Ela tinha conseguido salvá-lo e isso era tudo o que ela queria. Ainda que
perdesse a vida o sacrifício tinha valido a pena. Era tal o amor que ela sentia
por ele que de bom grado aceitava o sofrimento cujo fim ela já antecipava: a
própria morte. Ela sentia que a terra clamava pelo seu corpo. Cada dia que
passava sentia que a sua ligação a este mundo era menor. Apenas quando Henrique
lhe dava a mão ela reanimava um pouco. Sem forças para fazer mais sorria-lhe e
apertava suavemente a sua mão. Henrique passava uma boa parte do tempo isolado
e a chorar. Sofria com a doença de Beatriz e sofria pelo facto de ela se
encontrar nesse estado por sua causa. Sofria duplamente! Quantas vezes ele se
ajoelhara perante a imagem de cristo crucificado, que encimava a capela e lhe
pedira para levar a sua vida em vez da de Beatriz. Também ele estava disposto a
dar a vida para salvar a dela. Mas o destino era incerto e traiçoeiro. Fazia as
suas próprias escolhas!
Depois
de uma semana em que o seu estado se tinha degradado muito, Beatriz apresentou
melhorias durante dois dias consecutivos, de tal forma que, no segundo, estava
com disposição para conversar. Era o fim da tarde. Ela pediu a presença de
Henrique. Beatriz estava ligeiramente levantada, recostada no travesseiro, com
o rosto lavado e os cabelos arranjados. Henrique rejubilou. «Ela está a
melhorar!» Pensou. Conversaram durante algum tempo e já faziam planos para
longos passeios pelos campos. Henrique estava tão feliz que só lhe apetecia
abraçar a mulher. Não o podendo fazer, cobria-lhe o rosto de beijos. Ela sorria
docemente. «Temos uma vida pela frente.» Dizia ele. Beatriz acenava com a
cabeça concordante e os seus olhos brilhavam só por vê-lo assim tão feliz. Era
assim que devia ser. Era essa a imagem que queria guardar dele. Ficaram algumas
horas num idílio de amor e paz. Henrique chorava de felicidade e chegava-se
mais perto de Beatriz para deixar que ela lhe secasse as lágrimas. Estavam no
paraíso! No entanto, no fundo do olhar dela havia uma tristeza que ele não
identificou, tal era a sua vontade de a ver recuperada. A tristeza de uma
despedida! Quando ela começou a ficar cansada de falar ele quis deixá-la
descansar. «Fica comigo um pouco mais meu amor!» Ele ficou. Não precisavam de
palavras para dizer o que sentiam. O olhar e as mãos entrelaçadas diziam tudo.
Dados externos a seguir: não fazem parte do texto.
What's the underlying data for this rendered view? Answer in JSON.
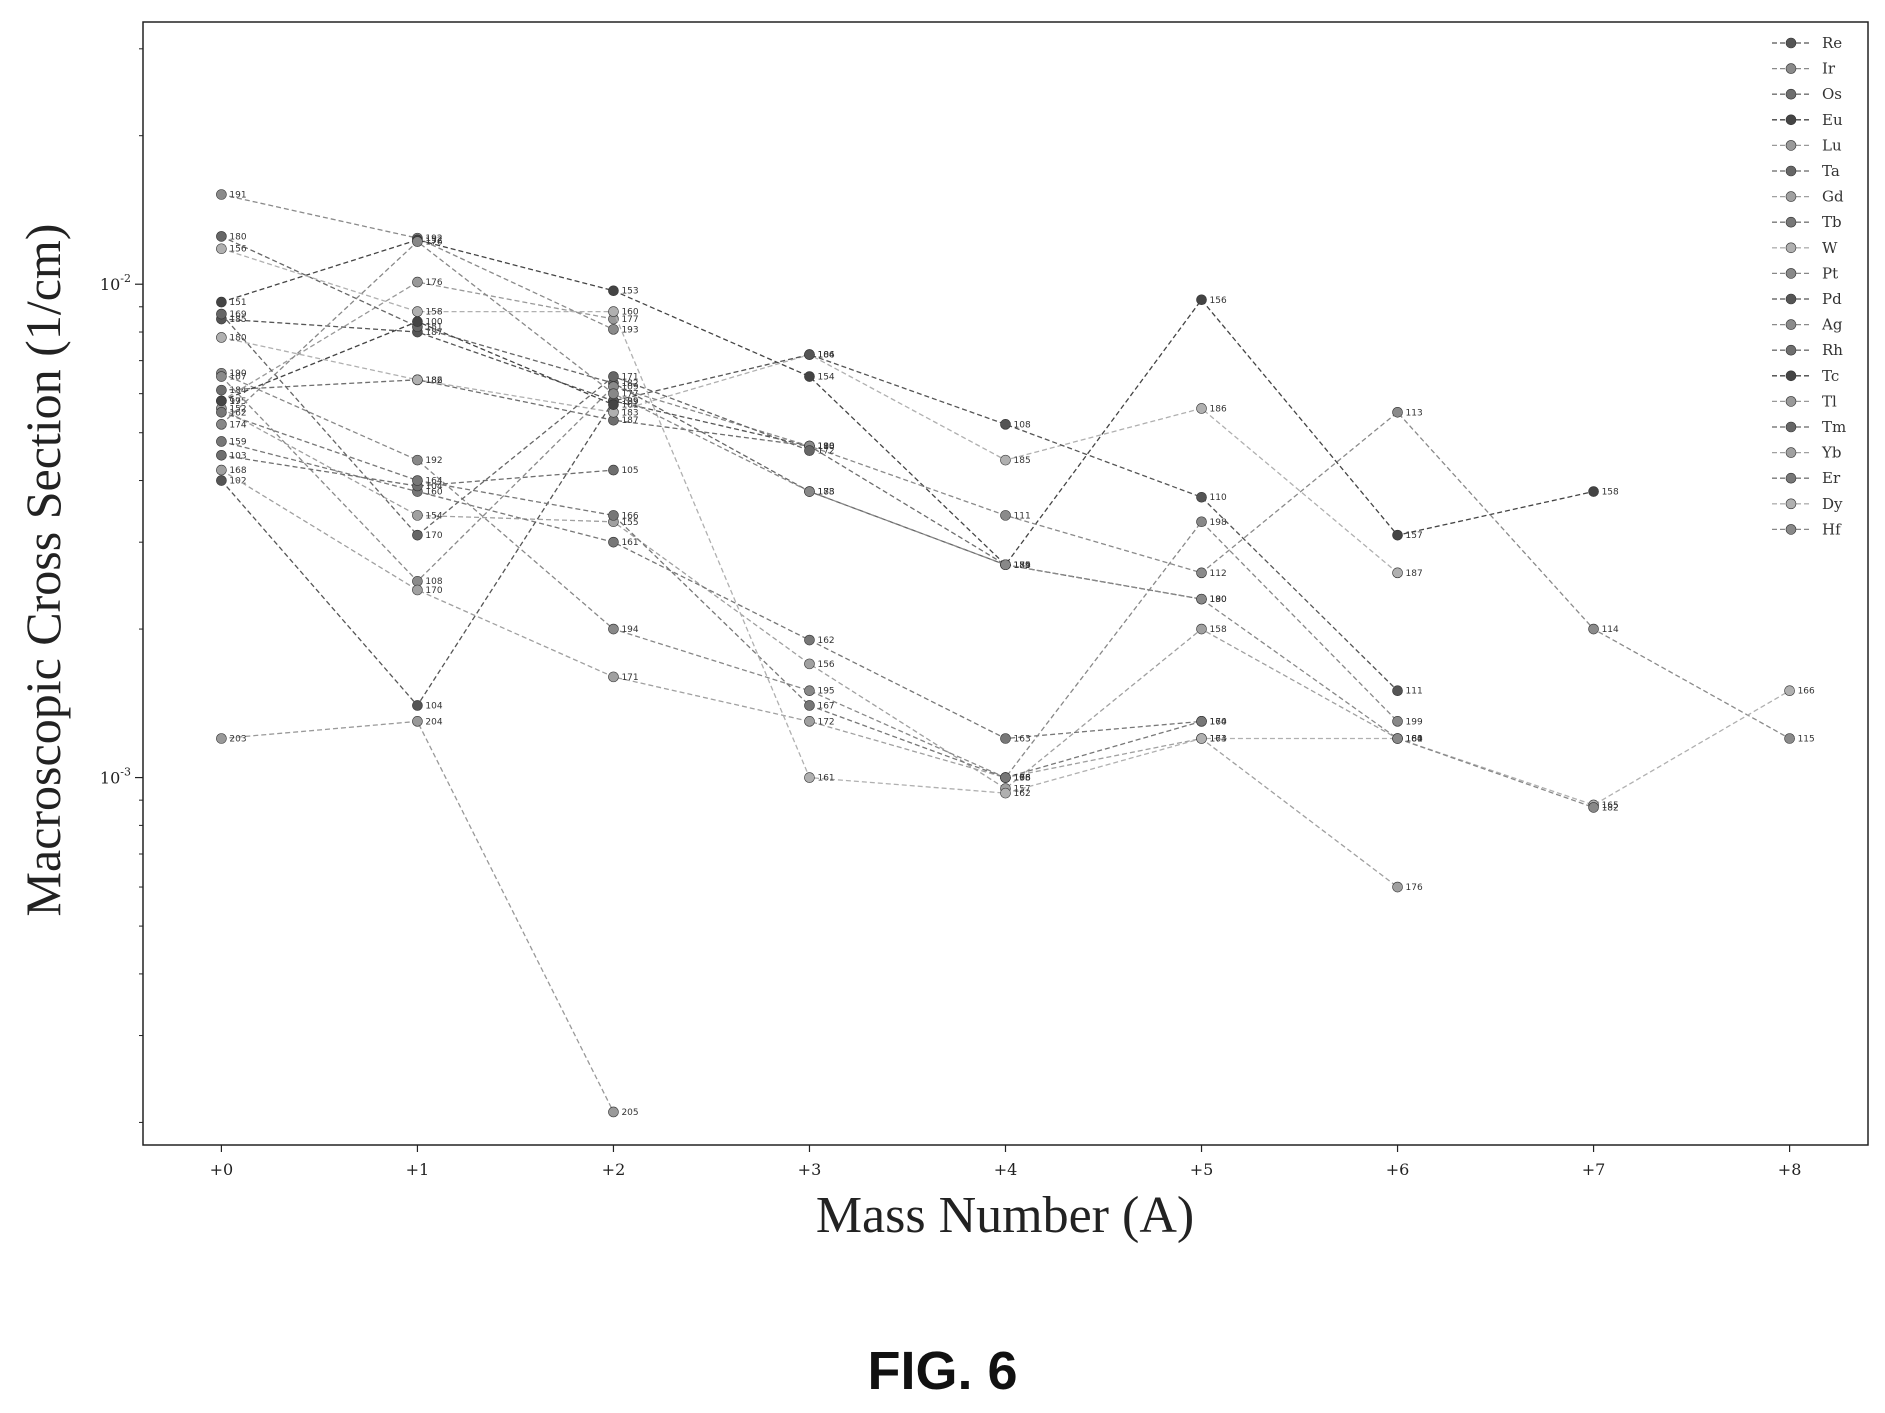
{
  "figure": {
    "caption": "FIG. 6"
  },
  "colors": {
    "axis": "#222222",
    "series": [
      "#555555",
      "#8a8a8a",
      "#6e6e6e",
      "#444444",
      "#999999",
      "#666666",
      "#a0a0a0",
      "#777777",
      "#b0b0b0",
      "#888888"
    ]
  },
  "chart_data": {
    "type": "line",
    "xlabel": "Mass Number (A)",
    "ylabel": "Macroscopic Cross Section (1/cm)",
    "yscale": "log",
    "ylim": [
      0.00018,
      0.034
    ],
    "xlim": [
      -0.4,
      8.4
    ],
    "x_ticks": [
      {
        "value": 0,
        "label": "+0"
      },
      {
        "value": 1,
        "label": "+1"
      },
      {
        "value": 2,
        "label": "+2"
      },
      {
        "value": 3,
        "label": "+3"
      },
      {
        "value": 4,
        "label": "+4"
      },
      {
        "value": 5,
        "label": "+5"
      },
      {
        "value": 6,
        "label": "+6"
      },
      {
        "value": 7,
        "label": "+7"
      },
      {
        "value": 8,
        "label": "+8"
      }
    ],
    "y_ticks": [
      {
        "value": 0.01,
        "base": "10",
        "exp": "-2"
      },
      {
        "value": 0.001,
        "base": "10",
        "exp": "-3"
      }
    ],
    "legend_position": "top-right",
    "series": [
      {
        "name": "Re",
        "points": [
          {
            "x": 0,
            "y": 0.0085,
            "label": "185"
          },
          {
            "x": 1,
            "y": 0.008,
            "label": "187"
          },
          {
            "x": 2,
            "y": 0.0058,
            "label": "189"
          },
          {
            "x": 3,
            "y": 0.0047,
            "label": "190"
          }
        ]
      },
      {
        "name": "Ir",
        "points": [
          {
            "x": 0,
            "y": 0.0152,
            "label": "191"
          },
          {
            "x": 1,
            "y": 0.0124,
            "label": "192"
          },
          {
            "x": 2,
            "y": 0.0081,
            "label": "193"
          }
        ]
      },
      {
        "name": "Os",
        "points": [
          {
            "x": 0,
            "y": 0.0061,
            "label": "184"
          },
          {
            "x": 1,
            "y": 0.0064,
            "label": "186"
          },
          {
            "x": 2,
            "y": 0.0053,
            "label": "187"
          },
          {
            "x": 3,
            "y": 0.0047,
            "label": "188"
          },
          {
            "x": 4,
            "y": 0.0027,
            "label": "189"
          },
          {
            "x": 5,
            "y": 0.0023,
            "label": "190"
          }
        ]
      },
      {
        "name": "Eu",
        "points": [
          {
            "x": 0,
            "y": 0.0092,
            "label": "151"
          },
          {
            "x": 1,
            "y": 0.0123,
            "label": "152"
          },
          {
            "x": 2,
            "y": 0.0097,
            "label": "153"
          },
          {
            "x": 3,
            "y": 0.0065,
            "label": "154"
          },
          {
            "x": 4,
            "y": 0.0027,
            "label": "155"
          },
          {
            "x": 5,
            "y": 0.0093,
            "label": "156"
          },
          {
            "x": 6,
            "y": 0.0031,
            "label": "157"
          },
          {
            "x": 7,
            "y": 0.0038,
            "label": "158"
          }
        ]
      },
      {
        "name": "Lu",
        "points": [
          {
            "x": 0,
            "y": 0.0058,
            "label": "175"
          },
          {
            "x": 1,
            "y": 0.0101,
            "label": "176"
          },
          {
            "x": 2,
            "y": 0.0085,
            "label": "177"
          }
        ]
      },
      {
        "name": "Ta",
        "points": [
          {
            "x": 0,
            "y": 0.0125,
            "label": "180"
          },
          {
            "x": 1,
            "y": 0.0082,
            "label": "181"
          },
          {
            "x": 2,
            "y": 0.0063,
            "label": "182"
          },
          {
            "x": 3,
            "y": 0.0038,
            "label": "183"
          },
          {
            "x": 4,
            "y": 0.0027,
            "label": "184"
          }
        ]
      },
      {
        "name": "Gd",
        "points": [
          {
            "x": 0,
            "y": 0.0056,
            "label": "152"
          },
          {
            "x": 1,
            "y": 0.0034,
            "label": "154"
          },
          {
            "x": 2,
            "y": 0.0033,
            "label": "155"
          },
          {
            "x": 3,
            "y": 0.0017,
            "label": "156"
          },
          {
            "x": 4,
            "y": 0.00095,
            "label": "157"
          },
          {
            "x": 5,
            "y": 0.002,
            "label": "158"
          },
          {
            "x": 6,
            "y": 0.0012,
            "label": "160"
          }
        ]
      },
      {
        "name": "Tb",
        "points": [
          {
            "x": 0,
            "y": 0.0048,
            "label": "159"
          },
          {
            "x": 1,
            "y": 0.0038,
            "label": "160"
          },
          {
            "x": 2,
            "y": 0.003,
            "label": "161"
          },
          {
            "x": 3,
            "y": 0.0019,
            "label": "162"
          },
          {
            "x": 4,
            "y": 0.0012,
            "label": "163"
          },
          {
            "x": 5,
            "y": 0.0013,
            "label": "164"
          }
        ]
      },
      {
        "name": "W",
        "points": [
          {
            "x": 0,
            "y": 0.0078,
            "label": "180"
          },
          {
            "x": 1,
            "y": 0.0064,
            "label": "182"
          },
          {
            "x": 2,
            "y": 0.0055,
            "label": "183"
          },
          {
            "x": 3,
            "y": 0.0072,
            "label": "184"
          },
          {
            "x": 4,
            "y": 0.0044,
            "label": "185"
          },
          {
            "x": 5,
            "y": 0.0056,
            "label": "186"
          },
          {
            "x": 6,
            "y": 0.0026,
            "label": "187"
          }
        ]
      },
      {
        "name": "Pt",
        "points": [
          {
            "x": 0,
            "y": 0.0066,
            "label": "190"
          },
          {
            "x": 1,
            "y": 0.0044,
            "label": "192"
          },
          {
            "x": 2,
            "y": 0.002,
            "label": "194"
          },
          {
            "x": 3,
            "y": 0.0015,
            "label": "195"
          },
          {
            "x": 4,
            "y": 0.001,
            "label": "196"
          },
          {
            "x": 5,
            "y": 0.0033,
            "label": "198"
          },
          {
            "x": 6,
            "y": 0.0013,
            "label": "199"
          }
        ]
      },
      {
        "name": "Pd",
        "points": [
          {
            "x": 0,
            "y": 0.004,
            "label": "102"
          },
          {
            "x": 1,
            "y": 0.0014,
            "label": "104"
          },
          {
            "x": 2,
            "y": 0.0058,
            "label": "105"
          },
          {
            "x": 3,
            "y": 0.0072,
            "label": "106"
          },
          {
            "x": 4,
            "y": 0.0052,
            "label": "108"
          },
          {
            "x": 5,
            "y": 0.0037,
            "label": "110"
          },
          {
            "x": 6,
            "y": 0.0015,
            "label": "111"
          }
        ]
      },
      {
        "name": "Ag",
        "points": [
          {
            "x": 0,
            "y": 0.0065,
            "label": "107"
          },
          {
            "x": 1,
            "y": 0.0025,
            "label": "108"
          },
          {
            "x": 2,
            "y": 0.0062,
            "label": "109"
          },
          {
            "x": 3,
            "y": 0.0047,
            "label": "110"
          },
          {
            "x": 4,
            "y": 0.0034,
            "label": "111"
          },
          {
            "x": 5,
            "y": 0.0026,
            "label": "112"
          },
          {
            "x": 6,
            "y": 0.0055,
            "label": "113"
          },
          {
            "x": 7,
            "y": 0.002,
            "label": "114"
          },
          {
            "x": 8,
            "y": 0.0012,
            "label": "115"
          }
        ]
      },
      {
        "name": "Rh",
        "points": [
          {
            "x": 0,
            "y": 0.0045,
            "label": "103"
          },
          {
            "x": 1,
            "y": 0.0039,
            "label": "104"
          },
          {
            "x": 2,
            "y": 0.0042,
            "label": "105"
          }
        ]
      },
      {
        "name": "Tc",
        "points": [
          {
            "x": 0,
            "y": 0.0058,
            "label": "99"
          },
          {
            "x": 1,
            "y": 0.0084,
            "label": "100"
          },
          {
            "x": 2,
            "y": 0.0057,
            "label": "101"
          }
        ]
      },
      {
        "name": "Tl",
        "points": [
          {
            "x": 0,
            "y": 0.0012,
            "label": "203"
          },
          {
            "x": 1,
            "y": 0.0013,
            "label": "204"
          },
          {
            "x": 2,
            "y": 0.00021,
            "label": "205"
          }
        ]
      },
      {
        "name": "Tm",
        "points": [
          {
            "x": 0,
            "y": 0.0087,
            "label": "169"
          },
          {
            "x": 1,
            "y": 0.0031,
            "label": "170"
          },
          {
            "x": 2,
            "y": 0.0065,
            "label": "171"
          },
          {
            "x": 3,
            "y": 0.0046,
            "label": "172"
          }
        ]
      },
      {
        "name": "Yb",
        "points": [
          {
            "x": 0,
            "y": 0.0042,
            "label": "168"
          },
          {
            "x": 1,
            "y": 0.0024,
            "label": "170"
          },
          {
            "x": 2,
            "y": 0.0016,
            "label": "171"
          },
          {
            "x": 3,
            "y": 0.0013,
            "label": "172"
          },
          {
            "x": 4,
            "y": 0.001,
            "label": "173"
          },
          {
            "x": 5,
            "y": 0.0012,
            "label": "174"
          },
          {
            "x": 6,
            "y": 0.0006,
            "label": "176"
          }
        ]
      },
      {
        "name": "Er",
        "points": [
          {
            "x": 0,
            "y": 0.0055,
            "label": "162"
          },
          {
            "x": 1,
            "y": 0.004,
            "label": "164"
          },
          {
            "x": 2,
            "y": 0.0034,
            "label": "166"
          },
          {
            "x": 3,
            "y": 0.0014,
            "label": "167"
          },
          {
            "x": 4,
            "y": 0.001,
            "label": "168"
          },
          {
            "x": 5,
            "y": 0.0013,
            "label": "170"
          }
        ]
      },
      {
        "name": "Dy",
        "points": [
          {
            "x": 0,
            "y": 0.0118,
            "label": "156"
          },
          {
            "x": 1,
            "y": 0.0088,
            "label": "158"
          },
          {
            "x": 2,
            "y": 0.0088,
            "label": "160"
          },
          {
            "x": 3,
            "y": 0.001,
            "label": "161"
          },
          {
            "x": 4,
            "y": 0.00093,
            "label": "162"
          },
          {
            "x": 5,
            "y": 0.0012,
            "label": "163"
          },
          {
            "x": 6,
            "y": 0.0012,
            "label": "164"
          },
          {
            "x": 7,
            "y": 0.00088,
            "label": "165"
          },
          {
            "x": 8,
            "y": 0.0015,
            "label": "166"
          }
        ]
      },
      {
        "name": "Hf",
        "points": [
          {
            "x": 0,
            "y": 0.0052,
            "label": "174"
          },
          {
            "x": 1,
            "y": 0.0122,
            "label": "176"
          },
          {
            "x": 2,
            "y": 0.006,
            "label": "177"
          },
          {
            "x": 3,
            "y": 0.0038,
            "label": "178"
          },
          {
            "x": 4,
            "y": 0.0027,
            "label": "179"
          },
          {
            "x": 5,
            "y": 0.0023,
            "label": "180"
          },
          {
            "x": 6,
            "y": 0.0012,
            "label": "181"
          },
          {
            "x": 7,
            "y": 0.00087,
            "label": "182"
          }
        ]
      }
    ]
  }
}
Beatriz faleceu nessa noite, nos braços dele. Henrique julgou enlouquecer de
dor. Sentia-se oprimido naquele quarto. Precisava de tomar ar. Chegou-se ao
varandim e, turvado pela dor, procurou o apoio dos merlões. O corpo lançou-se no infinito e, numa questão de segundos, embateu violentamente no chão de pedra que rodeava a torre. Teve morte instantânea!
O povo
atribuiu tudo à maldição que, no seu dizer, também se tinha apossado da Torre. O abade tentou contrariar a crença, mas nada os convenceu do contrário. A verdade é que ninguém sabia
a verdadeira razão da queda de Henrique e todos pensaram que se tinha suicidado. D.
Alda Vasques, desgostosa com os acontecimentos, abandonou a Torre e doou-a,
juntamente com as terras adjacentes, à Ordem dos Cavaleiros Hospitalários. A
Torre, com ou sem maldição, nunca mais voltou a ser habitada.